Drive fundamental science relevant to critical problems.
The world faces pressing fundamental science and engineering questions, the solutions to which underpin the development of enabling technologies. Across a range of topics—water purification and desalination, energy recovery, genetic crop analysis, stress-tolerant food production, better understanding of the human microbiome, responsible energy production from unconventional gas and oil reserves, and many more—Penn State faculty will do the fundamental research necessary to help develop urgently needed new technologies.
Develop technologies for implementation.
Penn State will explore and pursue enabling physical, biological, agricultural science, and engineering technologies that encompass environmental, economic, policy, and sustainability considerations. They include water filtration and irrigation; power management; green building design; energy production, distribution, efficiency, and storage; and crop precision application, storage, and refrigeration.
Improve modeling capability.
Current and future indicators will be critical to identifying problems, establishing collaborative research and implementation priorities, tracking trends, and identifying leaders and best practices. Penn State will aim to provide predictive models of the water‐energy‐food triad that include interactions with environmental, economic, social, public policy, geological, geophysical, and climate-related systems.

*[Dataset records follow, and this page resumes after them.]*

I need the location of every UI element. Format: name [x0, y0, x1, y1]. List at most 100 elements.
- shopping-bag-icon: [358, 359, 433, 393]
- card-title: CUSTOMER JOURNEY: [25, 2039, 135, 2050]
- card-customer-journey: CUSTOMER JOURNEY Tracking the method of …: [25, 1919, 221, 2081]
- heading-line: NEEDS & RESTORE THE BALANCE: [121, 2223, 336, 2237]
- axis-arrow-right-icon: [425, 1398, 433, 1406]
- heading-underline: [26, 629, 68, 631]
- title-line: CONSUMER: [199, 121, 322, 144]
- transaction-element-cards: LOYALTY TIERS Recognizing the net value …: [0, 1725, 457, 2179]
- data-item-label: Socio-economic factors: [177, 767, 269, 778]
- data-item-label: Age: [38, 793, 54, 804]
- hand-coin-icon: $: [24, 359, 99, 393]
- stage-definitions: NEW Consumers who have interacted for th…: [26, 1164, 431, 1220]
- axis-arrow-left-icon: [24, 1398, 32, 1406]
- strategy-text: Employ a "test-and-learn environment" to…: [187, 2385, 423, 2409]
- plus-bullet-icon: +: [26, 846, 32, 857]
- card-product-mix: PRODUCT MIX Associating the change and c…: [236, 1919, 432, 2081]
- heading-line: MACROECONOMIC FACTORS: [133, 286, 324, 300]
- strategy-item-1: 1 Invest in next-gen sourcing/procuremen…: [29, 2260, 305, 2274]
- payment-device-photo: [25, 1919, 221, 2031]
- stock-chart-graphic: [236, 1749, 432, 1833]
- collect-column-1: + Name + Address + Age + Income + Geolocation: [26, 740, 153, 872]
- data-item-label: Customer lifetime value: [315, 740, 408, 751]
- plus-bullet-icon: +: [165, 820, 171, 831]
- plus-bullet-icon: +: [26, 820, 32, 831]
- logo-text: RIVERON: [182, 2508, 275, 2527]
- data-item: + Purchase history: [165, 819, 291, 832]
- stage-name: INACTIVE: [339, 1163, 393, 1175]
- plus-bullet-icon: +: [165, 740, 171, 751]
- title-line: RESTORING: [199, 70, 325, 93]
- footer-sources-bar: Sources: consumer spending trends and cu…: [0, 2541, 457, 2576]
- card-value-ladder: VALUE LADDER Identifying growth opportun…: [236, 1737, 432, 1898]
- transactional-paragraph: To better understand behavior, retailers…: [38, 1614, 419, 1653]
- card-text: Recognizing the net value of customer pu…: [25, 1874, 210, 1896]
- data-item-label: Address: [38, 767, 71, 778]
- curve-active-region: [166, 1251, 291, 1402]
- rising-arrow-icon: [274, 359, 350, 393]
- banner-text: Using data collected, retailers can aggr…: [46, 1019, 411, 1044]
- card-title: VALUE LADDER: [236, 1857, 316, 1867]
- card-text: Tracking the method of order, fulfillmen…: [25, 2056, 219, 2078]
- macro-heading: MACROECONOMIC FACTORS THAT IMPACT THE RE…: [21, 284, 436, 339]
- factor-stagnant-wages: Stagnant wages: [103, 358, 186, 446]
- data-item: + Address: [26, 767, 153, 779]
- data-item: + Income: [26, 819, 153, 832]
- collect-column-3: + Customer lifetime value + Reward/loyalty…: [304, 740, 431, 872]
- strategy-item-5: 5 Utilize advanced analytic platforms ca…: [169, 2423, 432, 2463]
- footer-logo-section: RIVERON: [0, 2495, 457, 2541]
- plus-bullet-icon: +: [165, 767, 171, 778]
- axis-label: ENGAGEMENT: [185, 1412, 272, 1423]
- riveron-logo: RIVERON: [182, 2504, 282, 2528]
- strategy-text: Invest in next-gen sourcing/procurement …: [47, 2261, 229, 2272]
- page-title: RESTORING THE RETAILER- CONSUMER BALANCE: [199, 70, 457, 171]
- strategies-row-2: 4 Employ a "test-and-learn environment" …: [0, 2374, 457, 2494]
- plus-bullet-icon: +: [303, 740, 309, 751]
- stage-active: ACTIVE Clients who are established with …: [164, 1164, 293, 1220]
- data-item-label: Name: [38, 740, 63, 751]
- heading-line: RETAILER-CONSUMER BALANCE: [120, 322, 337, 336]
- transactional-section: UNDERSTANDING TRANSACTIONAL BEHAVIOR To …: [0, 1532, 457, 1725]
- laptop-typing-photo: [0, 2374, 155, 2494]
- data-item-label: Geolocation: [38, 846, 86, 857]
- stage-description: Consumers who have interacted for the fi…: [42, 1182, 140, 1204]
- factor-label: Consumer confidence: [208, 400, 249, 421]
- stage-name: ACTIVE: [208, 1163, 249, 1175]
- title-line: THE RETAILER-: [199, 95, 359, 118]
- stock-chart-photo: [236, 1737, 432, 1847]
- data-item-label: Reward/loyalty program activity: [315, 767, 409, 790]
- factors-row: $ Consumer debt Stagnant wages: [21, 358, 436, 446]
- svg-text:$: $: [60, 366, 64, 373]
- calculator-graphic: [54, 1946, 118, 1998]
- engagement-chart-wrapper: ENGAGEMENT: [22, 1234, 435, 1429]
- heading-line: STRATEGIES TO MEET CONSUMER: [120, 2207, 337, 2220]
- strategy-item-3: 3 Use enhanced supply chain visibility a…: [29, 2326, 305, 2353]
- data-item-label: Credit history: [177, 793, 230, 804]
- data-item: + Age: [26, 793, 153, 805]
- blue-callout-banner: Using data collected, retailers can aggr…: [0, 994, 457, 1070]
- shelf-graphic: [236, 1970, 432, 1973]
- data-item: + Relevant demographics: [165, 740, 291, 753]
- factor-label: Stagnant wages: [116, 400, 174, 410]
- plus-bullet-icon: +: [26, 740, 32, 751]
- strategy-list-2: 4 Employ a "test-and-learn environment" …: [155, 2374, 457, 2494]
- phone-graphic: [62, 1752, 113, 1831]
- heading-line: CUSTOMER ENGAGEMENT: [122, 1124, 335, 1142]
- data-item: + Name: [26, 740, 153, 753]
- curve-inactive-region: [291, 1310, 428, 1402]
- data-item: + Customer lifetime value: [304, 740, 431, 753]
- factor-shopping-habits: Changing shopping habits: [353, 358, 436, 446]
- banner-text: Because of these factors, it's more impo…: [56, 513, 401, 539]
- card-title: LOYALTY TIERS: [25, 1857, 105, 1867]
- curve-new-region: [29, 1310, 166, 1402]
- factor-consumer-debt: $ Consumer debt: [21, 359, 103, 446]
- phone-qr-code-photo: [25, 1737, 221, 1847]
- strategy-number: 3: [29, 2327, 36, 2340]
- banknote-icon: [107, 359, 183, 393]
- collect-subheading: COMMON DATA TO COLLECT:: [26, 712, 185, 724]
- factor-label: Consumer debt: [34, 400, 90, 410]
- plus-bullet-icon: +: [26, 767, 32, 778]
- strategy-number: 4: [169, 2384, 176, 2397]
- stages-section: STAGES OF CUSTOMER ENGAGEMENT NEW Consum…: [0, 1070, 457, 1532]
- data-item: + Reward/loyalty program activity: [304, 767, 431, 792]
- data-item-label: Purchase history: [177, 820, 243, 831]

Fully engage our research infrastructure.
Institutes, colleges, campuses, centers, laboratories, and libraries at Penn State offer personnel and unique infrastructure to address research opportunities related to stewarding Earth’s resources. All will have important roles in resolving fundamental, technological, and integrative questions associated with water, energy, and food.
Forge broad and relevant partnerships.
Research partnerships, funding sources, and end users are three stakeholder communities essential to making significant inroads against challenges related to water, energy, and food. Penn State will compile a comprehensive inventory of stakeholders (including industry, government, and international organizations) and engage them to drive success.